London SE1 website team

The former South Eastern Railway offices in Tooley Street have been included in a new list of the country's top 10 endangered Victorian and Edwardian buildings.

Tooley Street features in list of top 10 endangered Victorian & Edwardian buildings

We reported in July that heritage minister John Penrose had refused to grant listed building status to the structure at 64-84 Tooley Street.

Now the Victorian Society has included the building on its annual list of threatened structures from the Victorian and Edwardian age.

Network Rail says that the building must be demolished in order to create a new entrance to the ground-level concourse it is proposing for London Bridge Station.

The Victorian Society is now appealing against the minister's decision not to list the South Eastern Railway building after unearthing evidence that 64-84 Tooley Street was designed by Charles Barry Junior and is his only surviving commercial building.

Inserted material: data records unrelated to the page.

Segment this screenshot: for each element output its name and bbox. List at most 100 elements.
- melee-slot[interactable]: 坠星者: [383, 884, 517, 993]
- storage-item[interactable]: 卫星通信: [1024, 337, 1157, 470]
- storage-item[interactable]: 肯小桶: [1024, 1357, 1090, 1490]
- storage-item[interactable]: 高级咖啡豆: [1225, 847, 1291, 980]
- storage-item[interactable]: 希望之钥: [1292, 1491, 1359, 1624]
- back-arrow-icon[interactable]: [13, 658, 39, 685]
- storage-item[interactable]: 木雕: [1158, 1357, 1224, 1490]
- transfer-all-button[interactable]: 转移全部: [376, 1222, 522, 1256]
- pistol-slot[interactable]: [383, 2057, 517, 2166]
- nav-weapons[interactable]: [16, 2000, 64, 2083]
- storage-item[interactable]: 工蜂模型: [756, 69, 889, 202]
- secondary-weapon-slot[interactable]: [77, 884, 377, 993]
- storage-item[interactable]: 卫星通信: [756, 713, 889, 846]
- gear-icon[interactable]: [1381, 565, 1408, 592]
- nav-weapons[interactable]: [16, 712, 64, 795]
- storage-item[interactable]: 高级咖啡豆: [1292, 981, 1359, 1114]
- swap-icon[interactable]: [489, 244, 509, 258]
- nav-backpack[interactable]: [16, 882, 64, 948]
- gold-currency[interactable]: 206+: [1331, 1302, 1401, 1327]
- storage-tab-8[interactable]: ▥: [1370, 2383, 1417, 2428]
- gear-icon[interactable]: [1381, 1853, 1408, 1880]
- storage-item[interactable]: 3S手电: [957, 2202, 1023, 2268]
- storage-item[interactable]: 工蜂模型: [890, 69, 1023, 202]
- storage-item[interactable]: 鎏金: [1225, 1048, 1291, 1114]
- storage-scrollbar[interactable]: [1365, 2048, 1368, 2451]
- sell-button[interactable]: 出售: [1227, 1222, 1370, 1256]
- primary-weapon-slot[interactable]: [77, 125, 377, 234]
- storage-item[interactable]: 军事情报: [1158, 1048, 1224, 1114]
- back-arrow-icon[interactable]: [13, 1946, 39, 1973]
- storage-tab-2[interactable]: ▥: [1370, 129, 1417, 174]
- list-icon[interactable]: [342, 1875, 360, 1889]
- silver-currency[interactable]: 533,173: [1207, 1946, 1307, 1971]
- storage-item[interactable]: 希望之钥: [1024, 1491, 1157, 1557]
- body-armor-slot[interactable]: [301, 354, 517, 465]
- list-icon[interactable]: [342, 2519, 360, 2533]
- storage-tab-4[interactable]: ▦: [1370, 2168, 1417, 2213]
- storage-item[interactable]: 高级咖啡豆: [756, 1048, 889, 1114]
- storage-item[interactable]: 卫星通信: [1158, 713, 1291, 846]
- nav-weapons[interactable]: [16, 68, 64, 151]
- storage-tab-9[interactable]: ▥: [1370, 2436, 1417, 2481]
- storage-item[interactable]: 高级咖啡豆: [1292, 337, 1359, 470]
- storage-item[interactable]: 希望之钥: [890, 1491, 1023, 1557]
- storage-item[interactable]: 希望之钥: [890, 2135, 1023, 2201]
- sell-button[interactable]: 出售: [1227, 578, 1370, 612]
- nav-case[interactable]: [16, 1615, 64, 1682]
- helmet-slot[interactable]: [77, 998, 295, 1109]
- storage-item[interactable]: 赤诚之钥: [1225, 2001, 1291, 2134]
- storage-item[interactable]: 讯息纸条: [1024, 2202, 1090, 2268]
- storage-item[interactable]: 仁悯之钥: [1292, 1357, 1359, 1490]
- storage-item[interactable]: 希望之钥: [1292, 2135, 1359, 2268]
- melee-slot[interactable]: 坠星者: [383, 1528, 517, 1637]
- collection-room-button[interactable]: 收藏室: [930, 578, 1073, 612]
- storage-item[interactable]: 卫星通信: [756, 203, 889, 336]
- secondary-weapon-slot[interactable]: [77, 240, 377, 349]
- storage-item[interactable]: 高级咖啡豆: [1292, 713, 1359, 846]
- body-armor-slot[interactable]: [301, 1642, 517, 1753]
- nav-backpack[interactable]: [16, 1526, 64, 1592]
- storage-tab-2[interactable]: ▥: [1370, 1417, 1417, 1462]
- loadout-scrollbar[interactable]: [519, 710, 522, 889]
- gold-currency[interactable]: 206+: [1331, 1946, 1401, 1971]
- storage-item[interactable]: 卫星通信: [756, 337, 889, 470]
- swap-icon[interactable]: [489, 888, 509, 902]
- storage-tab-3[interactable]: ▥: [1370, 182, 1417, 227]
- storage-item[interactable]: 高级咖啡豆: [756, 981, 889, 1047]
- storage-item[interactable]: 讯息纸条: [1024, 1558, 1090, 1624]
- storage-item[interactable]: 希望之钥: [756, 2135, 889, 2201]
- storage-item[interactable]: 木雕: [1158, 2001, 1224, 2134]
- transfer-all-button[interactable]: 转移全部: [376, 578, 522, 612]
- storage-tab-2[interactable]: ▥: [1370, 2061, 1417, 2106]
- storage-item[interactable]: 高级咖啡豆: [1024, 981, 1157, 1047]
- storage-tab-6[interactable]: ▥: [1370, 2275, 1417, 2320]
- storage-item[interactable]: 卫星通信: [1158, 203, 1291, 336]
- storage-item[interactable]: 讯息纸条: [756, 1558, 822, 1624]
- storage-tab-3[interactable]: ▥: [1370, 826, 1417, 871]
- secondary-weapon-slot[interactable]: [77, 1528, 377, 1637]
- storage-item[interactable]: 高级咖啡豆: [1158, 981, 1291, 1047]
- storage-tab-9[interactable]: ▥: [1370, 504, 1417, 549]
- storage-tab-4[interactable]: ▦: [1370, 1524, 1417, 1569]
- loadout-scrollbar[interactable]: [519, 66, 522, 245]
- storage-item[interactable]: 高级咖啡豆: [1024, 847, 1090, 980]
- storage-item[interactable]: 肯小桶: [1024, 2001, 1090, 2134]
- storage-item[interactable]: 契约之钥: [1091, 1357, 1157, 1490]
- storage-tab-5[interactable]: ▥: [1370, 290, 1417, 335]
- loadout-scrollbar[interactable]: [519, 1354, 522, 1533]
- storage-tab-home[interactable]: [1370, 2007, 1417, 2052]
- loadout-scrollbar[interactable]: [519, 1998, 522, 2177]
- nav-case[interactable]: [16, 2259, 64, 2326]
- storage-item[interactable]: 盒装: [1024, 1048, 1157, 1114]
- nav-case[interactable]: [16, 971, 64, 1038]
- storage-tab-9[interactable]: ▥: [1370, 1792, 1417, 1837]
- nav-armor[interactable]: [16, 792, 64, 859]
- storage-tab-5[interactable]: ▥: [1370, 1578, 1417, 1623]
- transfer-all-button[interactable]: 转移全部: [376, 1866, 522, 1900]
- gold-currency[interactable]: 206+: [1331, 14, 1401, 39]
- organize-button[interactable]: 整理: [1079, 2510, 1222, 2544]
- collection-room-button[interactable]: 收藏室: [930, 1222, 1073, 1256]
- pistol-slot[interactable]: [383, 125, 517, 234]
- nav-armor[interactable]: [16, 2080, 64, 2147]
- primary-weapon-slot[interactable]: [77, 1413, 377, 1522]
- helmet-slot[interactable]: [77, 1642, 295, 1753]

"Many of the buildings on the top ten have suffered years of neglect but the South Eastern Railway office is still in use and in good condition," says Dr Ian Dungavell, director of the Victorian Society.

"There is also no operational need for this destruction. To knock this attractive historic building down to create a wider pavement is unnecessary and wasteful."

Campaign group SAVE Britain's Heritage has also called for the building to be incorporated into the rebuilt station.

In a recent letter to Southwark Council on behalf of Network Rail, Erica Mortimer of planning agents CgMs wrote: "We understand that the issue here is that the justification for the loss of the unlisted building at 64-84 Tooley Street has not been sufficiently presented.

"We are preparing a document which sets out further statements about the need to demolish the building which we will submit shortly."

The building's tenants, including the Tuli restaurant and Winston Churchill's Britain at War Museum, have also objected to Network Rail's plans.

• Network Rail will be giving a presentation on its plans for London Bridge at Bermondsey Community Council's planning meeting on Thursday 13 October, 6pm at 160 Tooley Street.